Мурка права, я не состоялась как женщина. Косметики у меня тоже нет, только одна помада, которую мне отдала Ирка-хомяк. Помада была ей не к чему, потому что Ирка покрасила губы в малиновый цвет на три года вперед (называется перманентный макияж, делается иголочками, больно). Ирка-хомяк совсем не жадная, но ей будет приятно получить от меня через три года свою помаду нетронутой.

– Мура? У нас с тобой еще знаешь чего нет? – сказала я очень трагически. – Хорька у нас с тобой нет, Мура, совершенно нет хорька…

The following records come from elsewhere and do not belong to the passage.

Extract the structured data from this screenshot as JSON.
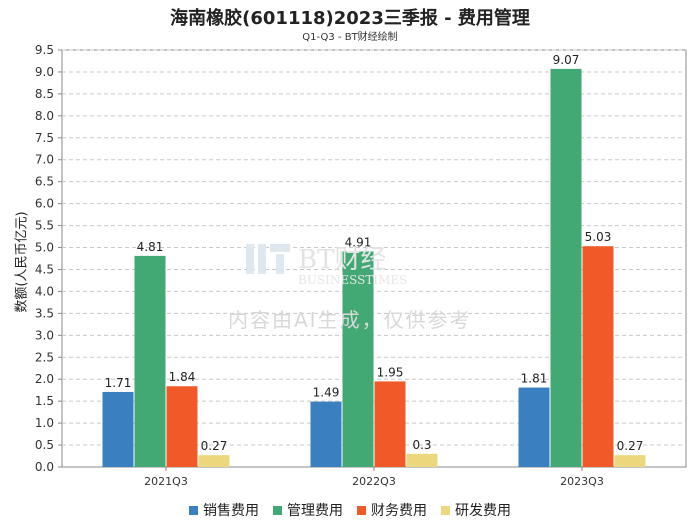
{
  "title": "海南橡胶(601118)2023三季报 - 费用管理",
  "subtitle": "Q1-Q3 - BT财经绘制",
  "watermark": {
    "brand_cn": "BT财经",
    "brand_en": "BUSINESSTIMES",
    "notice": "内容由AI生成，仅供参考"
  },
  "chart_data": {
    "type": "bar",
    "title": "海南橡胶(601118)2023三季报 - 费用管理",
    "subtitle": "Q1-Q3 - BT财经绘制",
    "xlabel": "",
    "ylabel": "数额(人民币亿元)",
    "ylim": [
      0,
      9.5
    ],
    "ytick_step": 0.5,
    "yticks": [
      "0.0",
      "0.5",
      "1.0",
      "1.5",
      "2.0",
      "2.5",
      "3.0",
      "3.5",
      "4.0",
      "4.5",
      "5.0",
      "5.5",
      "6.0",
      "6.5",
      "7.0",
      "7.5",
      "8.0",
      "8.5",
      "9.0",
      "9.5"
    ],
    "grid": true,
    "legend_position": "bottom",
    "categories": [
      "2021Q3",
      "2022Q3",
      "2023Q3"
    ],
    "series": [
      {
        "name": "销售费用",
        "color": "#3a80c0",
        "values": [
          1.71,
          1.49,
          1.81
        ],
        "labels": [
          "1.71",
          "1.49",
          "1.81"
        ]
      },
      {
        "name": "管理费用",
        "color": "#42a874",
        "values": [
          4.81,
          4.91,
          9.07
        ],
        "labels": [
          "4.81",
          "4.91",
          "9.07"
        ]
      },
      {
        "name": "财务费用",
        "color": "#f05a28",
        "values": [
          1.84,
          1.95,
          5.03
        ],
        "labels": [
          "1.84",
          "1.95",
          "5.03"
        ]
      },
      {
        "name": "研发费用",
        "color": "#ecd77c",
        "values": [
          0.27,
          0.3,
          0.27
        ],
        "labels": [
          "0.27",
          "0.3",
          "0.27"
        ]
      }
    ]
  }
}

Сейчас стало модно держать хорьков. Петр Иваныч подарил Ирке хорька на прошлый Новый Год. Хорек прогрыз у Ирки все, что мог, – сначала пытался свить гнездо в шкафу, потом в пружинах дивана. Пробурившись в диван, убеждался, что опять попал не туда, и бурился в следующее место.

Я спросила Муру, как она обычно чувствует себя в Эрмитаже, ничего? Не начинает ли немедленно мечтать – хорошо бы спать на таких диванах, есть с такой посуды… Сама я всегда немножко хочу жить в Зимнем дворце, особенно я мечтаю жить в Малахитовом зале…


***

Мы сидели на скамейке в Катькином саду, я курила и думала ни о чем, а Мура сама с собой обсуждала, кто из наших знакомых бедный, кто богатый. И вдруг ущипнула меня и говорит:

– Эй, я поняла! Бедность и богатость – это не сколько денег у человека, а просто они даны человеку навсегда, как цвет глаз. Если у меня нет вельветового костюмчика, но я его и не хочу, – значит, я не бедная. А если у меня есть костюмчик, а я комплексую и хочу еще один, значит, я бедная. Получается, что человек бедный не потому, что он у него мало денег, а потому что он бедный! И мы с тобой, мамочка, не бедные, нет!

Думаю, моя Мура вывела новый закон природы. Одна наша американская приятельница всегда жалуется на жуткую нехватку денег, потому что ей нужно платить за дорогой дом, дорогую машину, дорогую няньку, и у нее ничего не остается на себя, а у нас с Мурой всегда остается.